The 4 stars should be an indication that this is not something that should be removed! - When I post a new topic that fits the format (silly questions only please) it gets an immediate downvote for being "stupid" to more experienced people?
- Another question gets downvotes and close requests within seconds (!) of posting. This is utterly silly; why should I try to compile something that I explicitly said does not work. You only program after you prove something works, not before!
- A question that asks how certain internals work also gets closed (and it seems no one here actually knows anything) - if it is about hardware it should be moved, not closed. As far as I can see, the question is valid and interesting to anyone interested in how computers work; a subject that touches programming. (As assembler follows directly from opcodes generated by decoders).

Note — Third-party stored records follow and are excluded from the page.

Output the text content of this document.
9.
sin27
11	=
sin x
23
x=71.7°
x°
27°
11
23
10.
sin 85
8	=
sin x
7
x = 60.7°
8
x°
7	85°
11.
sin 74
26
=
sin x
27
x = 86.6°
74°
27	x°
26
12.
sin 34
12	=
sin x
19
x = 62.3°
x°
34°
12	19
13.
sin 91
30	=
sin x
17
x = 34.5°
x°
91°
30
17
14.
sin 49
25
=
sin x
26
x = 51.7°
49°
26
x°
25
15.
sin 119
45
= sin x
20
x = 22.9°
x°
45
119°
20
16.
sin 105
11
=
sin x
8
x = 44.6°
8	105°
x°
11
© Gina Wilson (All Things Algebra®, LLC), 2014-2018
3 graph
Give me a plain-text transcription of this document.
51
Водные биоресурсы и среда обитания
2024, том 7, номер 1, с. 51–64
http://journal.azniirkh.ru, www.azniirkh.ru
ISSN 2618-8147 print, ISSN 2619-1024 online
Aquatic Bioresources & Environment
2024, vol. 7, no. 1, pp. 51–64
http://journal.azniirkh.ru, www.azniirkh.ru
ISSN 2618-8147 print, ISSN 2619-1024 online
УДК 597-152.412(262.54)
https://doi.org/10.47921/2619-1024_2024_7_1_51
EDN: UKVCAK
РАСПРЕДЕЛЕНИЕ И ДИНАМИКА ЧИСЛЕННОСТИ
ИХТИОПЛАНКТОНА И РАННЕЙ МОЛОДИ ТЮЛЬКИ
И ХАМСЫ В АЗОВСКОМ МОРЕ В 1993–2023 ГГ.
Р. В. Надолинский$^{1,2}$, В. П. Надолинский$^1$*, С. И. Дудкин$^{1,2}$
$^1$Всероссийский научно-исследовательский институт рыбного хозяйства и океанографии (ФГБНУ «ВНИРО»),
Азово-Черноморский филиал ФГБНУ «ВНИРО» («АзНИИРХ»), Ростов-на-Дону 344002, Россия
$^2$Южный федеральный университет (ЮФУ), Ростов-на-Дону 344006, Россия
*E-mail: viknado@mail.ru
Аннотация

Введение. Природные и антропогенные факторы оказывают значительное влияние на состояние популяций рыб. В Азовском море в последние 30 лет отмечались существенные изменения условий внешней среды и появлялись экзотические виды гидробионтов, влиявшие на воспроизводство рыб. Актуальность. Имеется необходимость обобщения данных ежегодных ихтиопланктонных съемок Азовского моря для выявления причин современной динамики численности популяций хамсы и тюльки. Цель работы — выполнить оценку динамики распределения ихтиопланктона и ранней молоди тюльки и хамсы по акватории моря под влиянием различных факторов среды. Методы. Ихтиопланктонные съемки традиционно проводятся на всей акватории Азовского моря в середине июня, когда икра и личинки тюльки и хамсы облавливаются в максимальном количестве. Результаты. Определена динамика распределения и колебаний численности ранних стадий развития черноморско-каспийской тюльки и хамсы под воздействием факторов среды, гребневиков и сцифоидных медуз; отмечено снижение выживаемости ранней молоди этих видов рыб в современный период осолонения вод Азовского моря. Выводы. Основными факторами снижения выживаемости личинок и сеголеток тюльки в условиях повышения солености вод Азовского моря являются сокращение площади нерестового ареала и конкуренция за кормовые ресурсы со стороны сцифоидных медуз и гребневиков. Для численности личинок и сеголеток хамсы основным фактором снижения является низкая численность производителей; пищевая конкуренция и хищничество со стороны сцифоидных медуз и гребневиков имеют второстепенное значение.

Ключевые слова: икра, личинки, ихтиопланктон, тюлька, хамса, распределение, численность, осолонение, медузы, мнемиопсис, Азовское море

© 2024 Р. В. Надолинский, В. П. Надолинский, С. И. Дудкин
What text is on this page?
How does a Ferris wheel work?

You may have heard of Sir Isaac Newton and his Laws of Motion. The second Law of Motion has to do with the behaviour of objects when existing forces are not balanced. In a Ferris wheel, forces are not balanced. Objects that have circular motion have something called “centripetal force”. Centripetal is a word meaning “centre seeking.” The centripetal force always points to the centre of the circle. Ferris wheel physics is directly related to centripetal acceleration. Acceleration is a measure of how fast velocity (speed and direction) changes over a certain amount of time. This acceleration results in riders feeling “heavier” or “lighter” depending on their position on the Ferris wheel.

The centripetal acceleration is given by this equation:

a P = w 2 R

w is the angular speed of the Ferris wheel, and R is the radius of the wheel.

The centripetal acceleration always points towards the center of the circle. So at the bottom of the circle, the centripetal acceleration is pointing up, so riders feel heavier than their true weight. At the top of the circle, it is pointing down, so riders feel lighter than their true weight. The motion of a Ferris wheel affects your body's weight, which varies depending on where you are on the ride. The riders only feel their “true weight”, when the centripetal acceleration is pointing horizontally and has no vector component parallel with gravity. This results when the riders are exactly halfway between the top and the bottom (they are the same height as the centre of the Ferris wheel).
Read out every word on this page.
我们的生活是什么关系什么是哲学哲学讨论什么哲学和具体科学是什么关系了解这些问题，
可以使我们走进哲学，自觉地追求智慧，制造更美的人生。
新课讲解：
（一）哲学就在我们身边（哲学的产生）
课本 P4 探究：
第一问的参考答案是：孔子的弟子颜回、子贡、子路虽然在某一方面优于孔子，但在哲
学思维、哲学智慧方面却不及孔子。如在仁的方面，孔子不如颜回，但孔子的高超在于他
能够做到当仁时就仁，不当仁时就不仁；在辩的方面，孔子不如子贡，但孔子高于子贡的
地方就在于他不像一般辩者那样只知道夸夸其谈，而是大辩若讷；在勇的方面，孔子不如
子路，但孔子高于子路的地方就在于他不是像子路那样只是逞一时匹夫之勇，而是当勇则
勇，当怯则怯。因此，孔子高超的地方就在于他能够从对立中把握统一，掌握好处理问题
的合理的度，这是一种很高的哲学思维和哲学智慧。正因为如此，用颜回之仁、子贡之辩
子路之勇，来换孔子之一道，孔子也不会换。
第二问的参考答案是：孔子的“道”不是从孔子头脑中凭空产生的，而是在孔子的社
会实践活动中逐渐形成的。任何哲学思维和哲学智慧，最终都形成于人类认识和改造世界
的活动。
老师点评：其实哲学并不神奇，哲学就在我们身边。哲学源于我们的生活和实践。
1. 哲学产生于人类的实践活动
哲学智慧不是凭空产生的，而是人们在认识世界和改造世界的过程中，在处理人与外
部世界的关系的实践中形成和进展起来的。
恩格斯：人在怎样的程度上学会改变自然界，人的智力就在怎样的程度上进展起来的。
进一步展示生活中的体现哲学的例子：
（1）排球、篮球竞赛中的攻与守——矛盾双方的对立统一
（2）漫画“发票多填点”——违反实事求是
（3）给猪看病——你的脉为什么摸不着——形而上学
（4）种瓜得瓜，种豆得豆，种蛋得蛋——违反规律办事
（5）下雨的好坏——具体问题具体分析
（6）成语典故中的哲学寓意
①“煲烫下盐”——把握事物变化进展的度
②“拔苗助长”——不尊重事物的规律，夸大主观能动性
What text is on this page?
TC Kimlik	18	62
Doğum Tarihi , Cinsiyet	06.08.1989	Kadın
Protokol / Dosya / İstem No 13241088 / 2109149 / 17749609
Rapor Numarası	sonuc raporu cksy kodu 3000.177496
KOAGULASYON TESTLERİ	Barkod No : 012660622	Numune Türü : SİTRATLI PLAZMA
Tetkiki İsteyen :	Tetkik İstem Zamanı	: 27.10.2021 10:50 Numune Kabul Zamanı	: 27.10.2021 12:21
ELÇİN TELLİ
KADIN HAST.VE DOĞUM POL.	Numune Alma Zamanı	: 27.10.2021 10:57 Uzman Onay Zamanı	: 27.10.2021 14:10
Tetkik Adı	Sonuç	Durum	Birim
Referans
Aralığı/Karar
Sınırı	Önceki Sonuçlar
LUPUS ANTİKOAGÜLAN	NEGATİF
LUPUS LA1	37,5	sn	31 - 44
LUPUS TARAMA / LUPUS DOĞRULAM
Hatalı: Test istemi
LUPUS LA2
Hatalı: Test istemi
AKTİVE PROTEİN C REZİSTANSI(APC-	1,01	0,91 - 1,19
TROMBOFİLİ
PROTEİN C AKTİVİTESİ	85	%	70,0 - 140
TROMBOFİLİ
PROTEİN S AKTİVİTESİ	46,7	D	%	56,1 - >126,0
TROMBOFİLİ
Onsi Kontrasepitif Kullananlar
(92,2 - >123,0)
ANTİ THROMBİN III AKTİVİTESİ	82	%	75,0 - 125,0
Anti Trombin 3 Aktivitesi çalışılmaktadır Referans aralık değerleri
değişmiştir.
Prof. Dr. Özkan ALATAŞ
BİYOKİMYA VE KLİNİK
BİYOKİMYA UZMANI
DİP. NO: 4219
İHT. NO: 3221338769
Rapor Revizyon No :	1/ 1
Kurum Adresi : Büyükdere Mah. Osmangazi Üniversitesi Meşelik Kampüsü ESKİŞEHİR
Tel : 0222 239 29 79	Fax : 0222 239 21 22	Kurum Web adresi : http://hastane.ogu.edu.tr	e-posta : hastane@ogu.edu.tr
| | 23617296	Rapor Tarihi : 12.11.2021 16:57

- A question asking why a language does what it does also got closed. That felt really stupid. The answers were luckily completed already. But really, understanding why a language does things (instead of just noticing "hey it does ABC, just use that and don't think") is the very most important step to fully understanding things. It felt as if I was told to "just stay stupid and believe us it is best".
But maybe the worst example is how "definite book lists" are no longer allowed. This is simply exemplifying the attitude change around here. To quote Ben Franklin:
"Give a man bread and feed him for a day, teach a man how to fish and feed him for a lifetime".
This also counts for programming: "explain a problem and let a programming fix a bug, give him a book and let him fix all future bugs". As a Q&A site, the focus ought to be on education, helping newcomers with programming languages, helping them understand everything so they become masters themselves and can help future newcomers.
However right now it seems this site is getting more and more of a "showoff" feeling - who can answer the best question. And if you can't do that you fail. I'm actually getting ashamed by this, and how people seem to think it is normal to show this kind of elitism. Maybe my questions don't always have the best wording, but I'm not an Englishman, and I'm an Aerospace Engineer, not a language PhD.
So instead of closing, editing questions should be the first "trigger". And only when editing can't be done a question should be closed. As a last resort - help each other out and accept that not everyone has the same fluency.
I understand that with this volume some strict rules have to be made. But rules always have exceptions. Take the definite booklist questions - they are the single most valuable resource I've found on the internet. The actual recommendations are much better then just searching Amazon. When one searches Amazon one finds all kinds of reviews.
For these kind of important questions, exceptions should be made; they should be allowed and wiki'd the moment they rise!